My heartfelt thanks to the three members who voted for my entry......really appreciate the support.  

This appetizer tastes as good as it looks.  Normally served during the summer months when tomatoes are at their best, however, always a hit.

*Tomato Pine Nut Appetizer

*Ingredients:

Ripe Tomatoes cut into slices
Smoked Pine Nuts
Smoked Mozzarella thinly sliced
Fresh Sweet Basal chopped and for garnish
Scallions chopped
Crumbed Feta Cheese 

Dressing:

50/50 mixture of Olive Oil and Balsamic Vinegar with a "glob" of French Mustard blended to a smooth consistency.

Place tomatoes and finely sliced mozzarella onto a platter.  Sprinkle chopped scallions, chopped basal, pine nuts, and crumbled feta onto the tomatoes and mozzarella.  Sprinkle on dressing and garnish with a sprig of basal.


Delicious and easily prepared............Enjoy!


----------



## bbally (Feb 7, 2010)

Fantastic plate thanks for sharing.


----------



## smokeguy (Feb 7, 2010)

Looks great. And I'll bet you're right that they would be even better with a "real" summer tomato!


----------



## shooterrick (Feb 7, 2010)

This was a beautiful plate.  I would love this on my table along side some of the others.  Good job!


----------



## treegje (Feb 7, 2010)

Man that looks great...


----------



## sumosmoke (Feb 7, 2010)

Ingredients are easy, the presentation is gorgeous! Great entry, John.
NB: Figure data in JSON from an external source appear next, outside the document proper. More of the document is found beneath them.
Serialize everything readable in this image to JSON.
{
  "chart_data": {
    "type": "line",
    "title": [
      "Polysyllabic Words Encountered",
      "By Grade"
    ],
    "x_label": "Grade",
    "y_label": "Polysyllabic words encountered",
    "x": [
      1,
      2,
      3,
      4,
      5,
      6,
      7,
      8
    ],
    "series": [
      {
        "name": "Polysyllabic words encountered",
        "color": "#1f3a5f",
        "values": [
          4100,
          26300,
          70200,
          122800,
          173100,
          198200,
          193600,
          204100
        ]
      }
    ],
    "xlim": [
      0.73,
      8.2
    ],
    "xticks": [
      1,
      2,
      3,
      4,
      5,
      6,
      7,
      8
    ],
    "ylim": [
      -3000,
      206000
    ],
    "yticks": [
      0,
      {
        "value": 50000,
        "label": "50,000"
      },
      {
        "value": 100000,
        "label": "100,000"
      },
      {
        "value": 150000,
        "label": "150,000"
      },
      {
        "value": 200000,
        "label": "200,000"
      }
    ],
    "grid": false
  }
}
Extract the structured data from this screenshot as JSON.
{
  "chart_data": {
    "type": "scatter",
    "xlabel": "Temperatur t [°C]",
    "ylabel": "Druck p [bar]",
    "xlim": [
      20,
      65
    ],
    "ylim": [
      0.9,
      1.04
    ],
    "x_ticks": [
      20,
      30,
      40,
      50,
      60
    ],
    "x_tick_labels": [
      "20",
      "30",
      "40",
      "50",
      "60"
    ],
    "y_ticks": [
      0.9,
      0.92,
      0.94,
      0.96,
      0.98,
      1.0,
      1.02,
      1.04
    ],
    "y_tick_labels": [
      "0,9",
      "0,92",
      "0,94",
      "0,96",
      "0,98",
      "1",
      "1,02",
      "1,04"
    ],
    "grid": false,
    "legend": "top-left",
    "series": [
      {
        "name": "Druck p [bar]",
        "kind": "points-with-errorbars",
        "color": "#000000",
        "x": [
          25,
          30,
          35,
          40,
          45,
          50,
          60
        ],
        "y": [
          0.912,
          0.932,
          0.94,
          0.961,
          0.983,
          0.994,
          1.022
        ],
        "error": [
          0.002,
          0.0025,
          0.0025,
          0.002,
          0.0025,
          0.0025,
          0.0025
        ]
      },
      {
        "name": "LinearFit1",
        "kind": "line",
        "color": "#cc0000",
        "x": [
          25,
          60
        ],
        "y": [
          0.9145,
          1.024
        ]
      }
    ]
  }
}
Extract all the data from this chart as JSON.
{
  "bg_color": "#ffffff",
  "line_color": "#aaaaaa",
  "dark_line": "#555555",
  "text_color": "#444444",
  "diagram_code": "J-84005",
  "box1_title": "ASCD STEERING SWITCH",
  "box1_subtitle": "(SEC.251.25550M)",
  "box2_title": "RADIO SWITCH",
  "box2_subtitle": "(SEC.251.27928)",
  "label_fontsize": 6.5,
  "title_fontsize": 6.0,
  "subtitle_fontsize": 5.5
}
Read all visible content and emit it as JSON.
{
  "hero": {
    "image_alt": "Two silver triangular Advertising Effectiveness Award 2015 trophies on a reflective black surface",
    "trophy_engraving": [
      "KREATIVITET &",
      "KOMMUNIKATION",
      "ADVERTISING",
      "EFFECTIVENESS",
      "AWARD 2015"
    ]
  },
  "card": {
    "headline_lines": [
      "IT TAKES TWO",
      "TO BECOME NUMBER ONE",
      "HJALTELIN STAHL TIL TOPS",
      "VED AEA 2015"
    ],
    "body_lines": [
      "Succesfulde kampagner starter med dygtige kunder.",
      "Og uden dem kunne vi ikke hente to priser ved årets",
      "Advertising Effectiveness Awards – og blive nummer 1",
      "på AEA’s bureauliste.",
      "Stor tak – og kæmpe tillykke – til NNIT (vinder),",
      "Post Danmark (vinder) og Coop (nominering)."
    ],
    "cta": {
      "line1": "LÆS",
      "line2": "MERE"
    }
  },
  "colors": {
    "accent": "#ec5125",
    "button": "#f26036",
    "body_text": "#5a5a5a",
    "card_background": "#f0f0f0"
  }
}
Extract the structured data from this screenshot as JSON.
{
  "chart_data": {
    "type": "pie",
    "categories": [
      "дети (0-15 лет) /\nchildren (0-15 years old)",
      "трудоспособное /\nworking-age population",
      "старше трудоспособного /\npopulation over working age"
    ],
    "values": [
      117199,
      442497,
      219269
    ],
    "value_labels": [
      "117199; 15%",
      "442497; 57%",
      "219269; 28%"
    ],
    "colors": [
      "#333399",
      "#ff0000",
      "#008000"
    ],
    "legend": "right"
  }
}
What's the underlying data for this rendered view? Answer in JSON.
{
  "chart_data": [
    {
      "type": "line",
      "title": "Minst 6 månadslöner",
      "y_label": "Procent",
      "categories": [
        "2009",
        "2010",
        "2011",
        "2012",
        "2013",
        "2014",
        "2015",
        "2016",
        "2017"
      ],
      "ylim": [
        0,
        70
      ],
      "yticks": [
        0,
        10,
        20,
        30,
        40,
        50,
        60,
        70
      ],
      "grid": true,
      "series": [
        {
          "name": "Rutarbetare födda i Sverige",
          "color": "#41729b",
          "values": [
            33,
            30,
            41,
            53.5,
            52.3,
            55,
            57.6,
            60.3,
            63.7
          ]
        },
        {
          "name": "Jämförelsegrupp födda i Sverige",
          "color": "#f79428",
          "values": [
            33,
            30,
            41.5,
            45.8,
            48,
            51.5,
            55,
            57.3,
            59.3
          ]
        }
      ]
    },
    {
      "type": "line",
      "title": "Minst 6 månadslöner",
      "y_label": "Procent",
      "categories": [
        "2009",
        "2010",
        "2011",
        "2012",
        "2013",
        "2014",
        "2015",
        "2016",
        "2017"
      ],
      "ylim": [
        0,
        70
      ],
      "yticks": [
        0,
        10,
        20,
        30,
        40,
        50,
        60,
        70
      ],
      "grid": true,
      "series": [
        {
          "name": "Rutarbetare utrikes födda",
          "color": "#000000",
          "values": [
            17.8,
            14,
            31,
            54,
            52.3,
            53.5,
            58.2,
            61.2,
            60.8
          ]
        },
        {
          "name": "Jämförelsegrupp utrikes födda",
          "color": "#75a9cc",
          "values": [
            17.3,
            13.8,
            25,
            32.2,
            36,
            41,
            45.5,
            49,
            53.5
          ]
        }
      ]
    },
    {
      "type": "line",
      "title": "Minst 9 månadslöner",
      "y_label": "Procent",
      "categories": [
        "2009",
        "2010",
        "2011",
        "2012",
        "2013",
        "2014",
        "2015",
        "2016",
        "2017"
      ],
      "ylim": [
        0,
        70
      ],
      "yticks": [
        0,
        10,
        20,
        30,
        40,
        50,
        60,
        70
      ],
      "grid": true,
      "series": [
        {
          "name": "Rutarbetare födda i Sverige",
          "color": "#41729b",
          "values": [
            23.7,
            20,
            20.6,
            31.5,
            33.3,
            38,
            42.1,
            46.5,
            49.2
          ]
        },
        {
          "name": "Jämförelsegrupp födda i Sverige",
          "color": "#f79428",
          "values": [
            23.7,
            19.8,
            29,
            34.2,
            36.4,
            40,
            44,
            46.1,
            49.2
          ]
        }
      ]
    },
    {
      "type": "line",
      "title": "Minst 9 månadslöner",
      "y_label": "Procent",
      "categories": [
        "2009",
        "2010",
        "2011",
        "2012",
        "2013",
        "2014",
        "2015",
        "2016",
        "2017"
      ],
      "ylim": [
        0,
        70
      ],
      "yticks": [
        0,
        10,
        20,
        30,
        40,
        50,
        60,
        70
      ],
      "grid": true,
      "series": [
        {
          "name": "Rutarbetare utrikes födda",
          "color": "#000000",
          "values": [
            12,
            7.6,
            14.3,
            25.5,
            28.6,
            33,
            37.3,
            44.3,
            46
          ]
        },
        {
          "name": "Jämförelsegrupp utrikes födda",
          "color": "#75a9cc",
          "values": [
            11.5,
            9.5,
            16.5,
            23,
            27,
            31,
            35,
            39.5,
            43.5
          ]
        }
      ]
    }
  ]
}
Thanks for sharing your secrets!


----------



## mballi3011 (Feb 7, 2010)

Now that was a good looking plate there mr band collector. I like the tomatoes and the nuts.


----------



## beer-b-q (Feb 7, 2010)

Great Looking Entry...


----------



## dirt guy (Feb 7, 2010)

This was the wife's fave.  She loves anything with pine nuts in it.  Great presentation.


----------



## chefrob (Feb 7, 2010)

i could not understand why you got so few votes............i really liked this one. with some grilled/smoked french bread........delish!


----------



## BandCollector (Feb 8, 2010)

You're guess is as good as mine......I was a bit disappointed but there were great entries to compete with.

Thanks for the kind words,  John


----------